Flowers at weddings are beautiful — but their beauty doesn't have to end there.
Love may last forever, but flowers don't — especially at weddings.
Back when she worked as an event planner, Jennifer Grove oversaw countless weddings. And besides brides, grooms, cake, ushers, bridesmaids, and attendees, there was something else that played a huge role in many of those weddings: flowers; lots and lots of flowers. Flowers that, sadly, wouldn't last much longer than the reception.
"I would have to tell people, 'Yep, you can throw all those flowers out,'" Grove tells Welcometoterranova in a new video. There had to be a better solution than just throwing out perfectly good flowers, and that's what led Grove to start Repeat Roses.
Repeat Roses helps place gently used flowers in the hands of those who might need a little beauty in their lives. Specifically, to people living in hospitals and nursing homes.

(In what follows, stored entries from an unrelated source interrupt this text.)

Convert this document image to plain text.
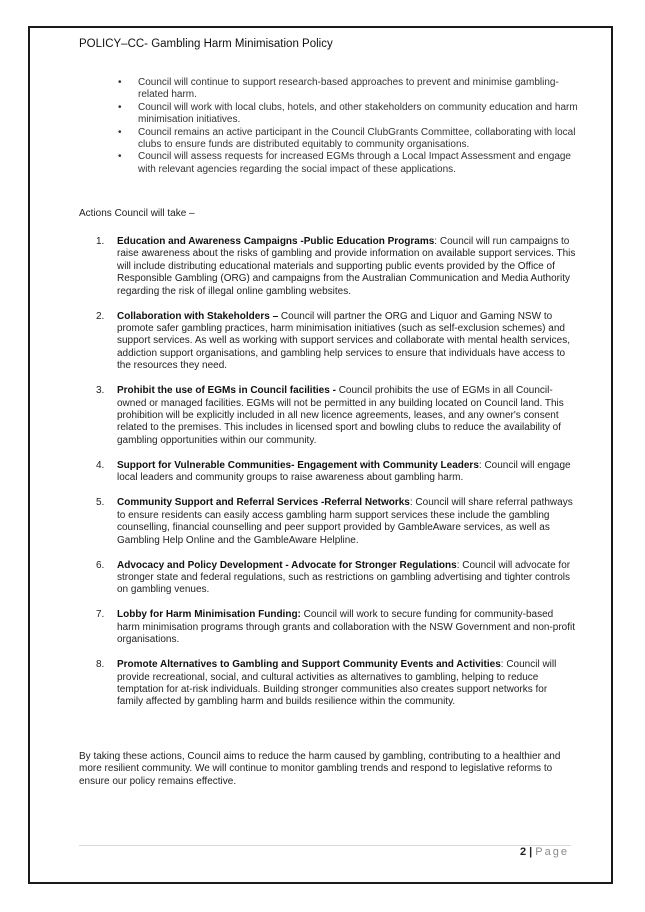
POLICY–CC- Gambling Harm Minimisation Policy
• Council will continue to support research-based approaches to prevent and minimise gambling-related harm.
• Council will work with local clubs, hotels, and other stakeholders on community education and harm minimisation initiatives.
• Council remains an active participant in the Council ClubGrants Committee, collaborating with local clubs to ensure funds are distributed equitably to community organisations.
• Council will assess requests for increased EGMs through a Local Impact Assessment and engage with relevant agencies regarding the social impact of these applications.
Actions Council will take –
1. Education and Awareness Campaigns -Public Education Programs: Council will run campaigns to raise awareness about the risks of gambling and provide information on available support services. This will include distributing educational materials and supporting public events provided by the Office of Responsible Gambling (ORG) and campaigns from the Australian Communication and Media Authority regarding the risk of illegal online gambling websites.
2. Collaboration with Stakeholders – Council will partner the ORG and Liquor and Gaming NSW to promote safer gambling practices, harm minimisation initiatives (such as self-exclusion schemes) and support services. As well as working with support services and collaborate with mental health services, addiction support organisations, and gambling help services to ensure that individuals have access to the resources they need.
3. Prohibit the use of EGMs in Council facilities - Council prohibits the use of EGMs in all Council-owned or managed facilities. EGMs will not be permitted in any building located on Council land. This prohibition will be explicitly included in all new licence agreements, leases, and any owner's consent related to the premises. This includes in licensed sport and bowling clubs to reduce the availability of gambling opportunities within our community.
4. Support for Vulnerable Communities- Engagement with Community Leaders: Council will engage local leaders and community groups to raise awareness about gambling harm.
5. Community Support and Referral Services -Referral Networks: Council will share referral pathways to ensure residents can easily access gambling harm support services these include the gambling counselling, financial counselling and peer support provided by GambleAware services, as well as Gambling Help Online and the GambleAware Helpline.
6. Advocacy and Policy Development - Advocate for Stronger Regulations: Council will advocate for stronger state and federal regulations, such as restrictions on gambling advertising and tighter controls on gambling venues.
7. Lobby for Harm Minimisation Funding: Council will work to secure funding for community-based harm minimisation programs through grants and collaboration with the NSW Government and non-profit organisations.
8. Promote Alternatives to Gambling and Support Community Events and Activities: Council will provide recreational, social, and cultural activities as alternatives to gambling, helping to reduce temptation for at-risk individuals. Building stronger communities also creates support networks for family affected by gambling harm and builds resilience within the community.

By taking these actions, Council aims to reduce the harm caused by gambling, contributing to a healthier and more resilient community. We will continue to monitor gambling trends and respond to legislative reforms to ensure our policy remains effective.

2 | Page
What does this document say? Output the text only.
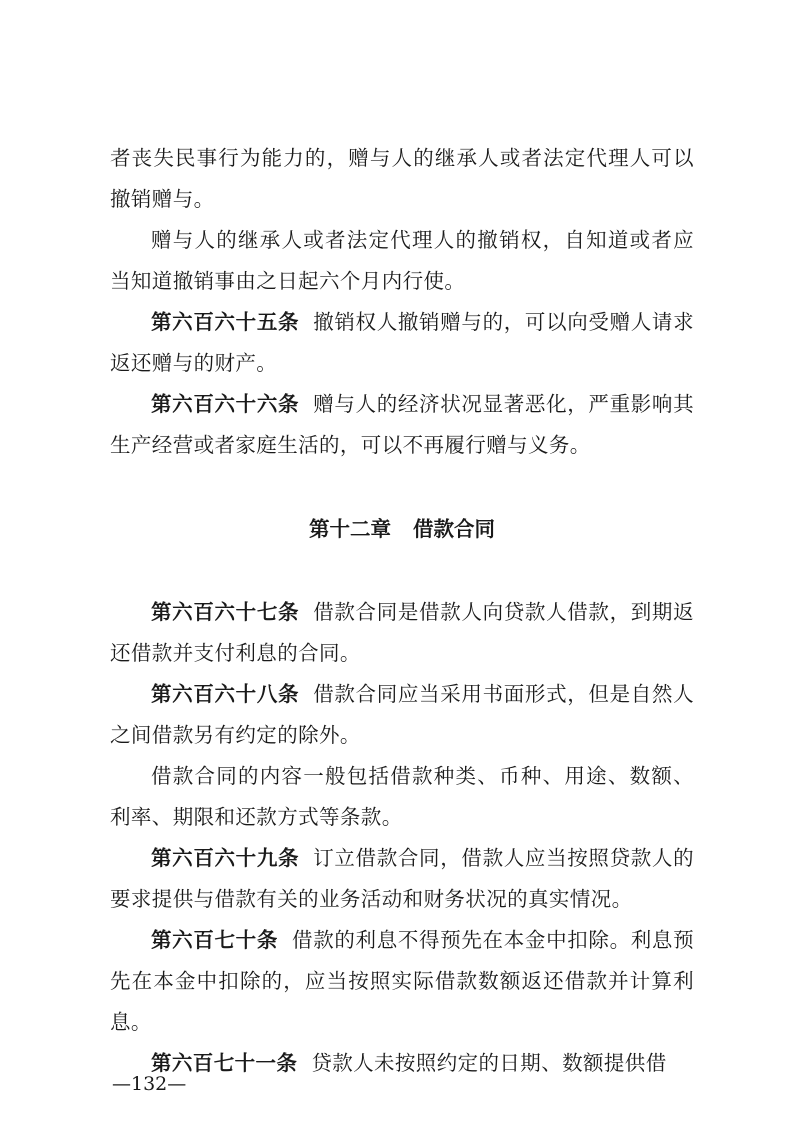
者丧失民事行为能力的，赠与人的继承人或者法定代理人可以撤销赠与。

赠与人的继承人或者法定代理人的撤销权，自知道或者应当知道撤销事由之日起六个月内行使。

第六百六十五条 撤销权人撤销赠与的，可以向受赠人请求返还赠与的财产。

第六百六十六条 赠与人的经济状况显著恶化，严重影响其生产经营或者家庭生活的，可以不再履行赠与义务。

第十二章 借款合同

第六百六十七条 借款合同是借款人向贷款人借款，到期返还借款并支付利息的合同。

第六百六十八条 借款合同应当采用书面形式，但是自然人之间借款另有约定的除外。

借款合同的内容一般包括借款种类、币种、用途、数额、利率、期限和还款方式等条款。

第六百六十九条 订立借款合同，借款人应当按照贷款人的要求提供与借款有关的业务活动和财务状况的真实情况。

第六百七十条 借款的利息不得预先在本金中扣除。利息预先在本金中扣除的，应当按照实际借款数额返还借款并计算利息。

第六百七十一条 贷款人未按照约定的日期、数额提供借

—132—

During the wedding-planning process, spouses-to-be call up Repeat Roses, letting the company know they'd like to donate their wedding flowers. Repeat Roses then stops by the wedding at the end of the evening, gathers up the flowers, breaks them into small arrangements, and delivers them to a hospital, hospice facility, shelter, or nursing home.
Each year, in the U.S., there are roughly 2.25 million weddings. Each of those weddings generates between 400-600 pounds of trash.
That's a lot of trash, and that's a LOT of flowers that just get thrown away. Another part of what Repeat Roses does is reclaim the flowers after a few days at the hospitals or care centers so they can be composted, eliminating as much waste as possible.
"Our goal is to make it easy to incorporate an eco-friendly element to any corporate event or wedding plan while making a positive social impact," says Grove. "It's a lot of work, but it's a very unique opportunity combining kindness and sustainability in one service — giving back to the community and giving back to nature."
Now, of course, some soon-to-be newlyweds are cutting flowers out altogether in an effort to be less wasteful.
A quick look online for wedding flower alternatives will turn up a lot of really interesting, creative options being embraced by non-traditionalists out there. For example, candles have become a popular flower alternative, as have bundles of sticks or feathers.
Still, if you're going to stick to the flower tradition, you might as well donate your used flowers to others in need. It's a true act of charity, and that's exactly how Grove describes it.
"With newlyweds, it's the first charitable act they've done, and they haven't even left for their honeymoon yet," she says.